Friday, April 28, 2023

Microservice extractors for on-premises enterprise applications

Abstract:

Metamodels have been the traditional way to discover complex legacy applications. Unfortunately, this technique has remained manual with tools that are limited mainly to academic interests. There are seven metamodels including Knowledge Discovery Metamodel, Abstract Syntax Tree Metamodel, the Software Measurement Metamodel, analysis program, visualization, refactoring, and transformation. This paper argues that the final state for application modernization routinely converges to a known form. Since the monolithic legacy application is refactored into a ring of independent microservices, it is better for the tools to work backwards from this state rather than attempt to accurately describe the metamodels. There are two main proposals in this document. First, that interfaces in a legacy system are all evaluated as candidates for microservices and run through a set of rules in a classifier, grouped, ranked, sorted, and selected into a shortlist of microservices. Second, that the design of each microservice extracted holistically and individually from the legacy system offers more benefit than a single pass. The benefits for these can be summed up in terms of developer satisfaction.

Description:

Model driven Software development evolves existing systems and facilitates the creation of new software systems. 

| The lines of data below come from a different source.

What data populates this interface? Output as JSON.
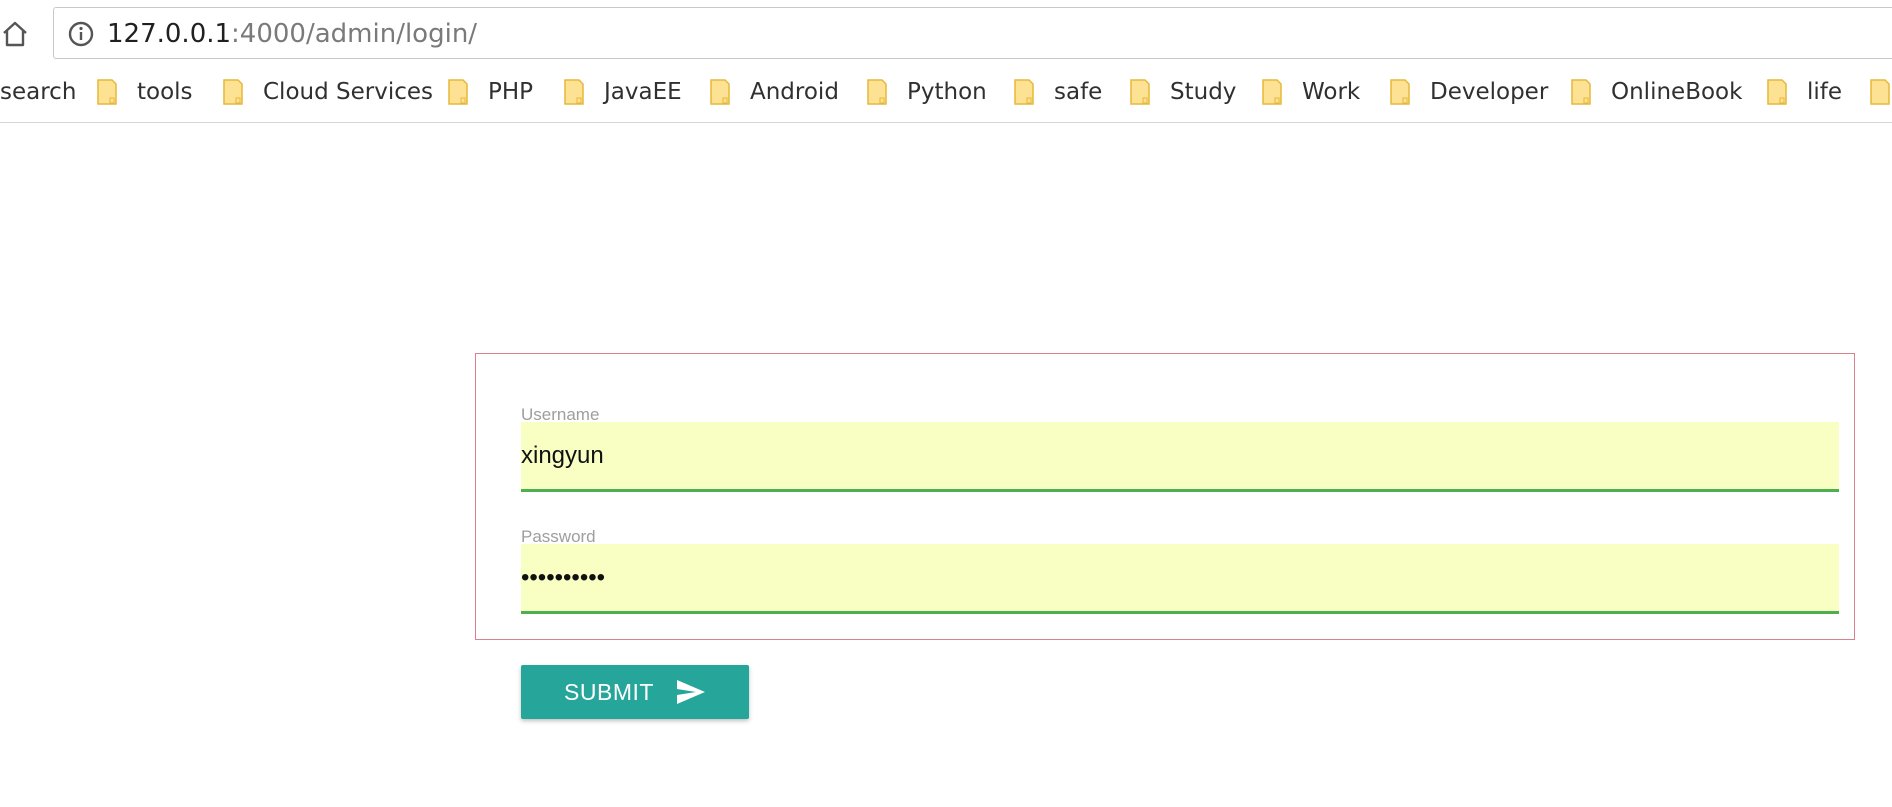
{
  "browser": {
    "url_host": "127.0.0.1",
    "url_rest": ":4000/admin/login/",
    "home_icon": "home-icon",
    "info_icon": "info-icon"
  },
  "bookmarks": [
    {
      "label": "search",
      "has_folder": false
    },
    {
      "label": "tools",
      "has_folder": true
    },
    {
      "label": "Cloud Services",
      "has_folder": true
    },
    {
      "label": "PHP",
      "has_folder": true
    },
    {
      "label": "JavaEE",
      "has_folder": true
    },
    {
      "label": "Android",
      "has_folder": true
    },
    {
      "label": "Python",
      "has_folder": true
    },
    {
      "label": "safe",
      "has_folder": true
    },
    {
      "label": "Study",
      "has_folder": true
    },
    {
      "label": "Work",
      "has_folder": true
    },
    {
      "label": "Developer",
      "has_folder": true
    },
    {
      "label": "OnlineBook",
      "has_folder": true
    },
    {
      "label": "life",
      "has_folder": true
    },
    {
      "label": "",
      "has_folder": true
    }
  ],
  "form": {
    "username_label": "Username",
    "username_value": "xingyun",
    "password_label": "Password",
    "password_value": "••••••••••",
    "submit_label": "SUBMIT",
    "submit_icon": "send-icon"
  },
  "colors": {
    "autofill_bg": "#f9fec3",
    "valid_underline": "#4caf50",
    "box_border": "#d9828a",
    "button_bg": "#26a69a",
    "folder_fill": "#fde293",
    "folder_stroke": "#e7b73b"
  }
}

The salient features of model driven software development include: 

1.       Domain-specific languages (DSLs) that express models at different abstraction levels. 

2.       DSL notation syntaxes collected separately. 

3.       Model transformations for generating code from models either directly by model-to-text transformations or indirectly by intermediate model-to-model transformations. 

An abstract syntax is known by a metamodel that uses a metamodeling language to describe a set of concepts and their relationships. These languages use object-oriented constructs to build metamodels. The relationship between a model and a metamodel can be described by a “conforms-to” relationship. 

There are seven metamodels including Knowledge Discovery Metamodel, Abstract Syntax Tree Metamodel, the Software Measurement Metamodel, analysis program, visualization, refactoring, and transformation. 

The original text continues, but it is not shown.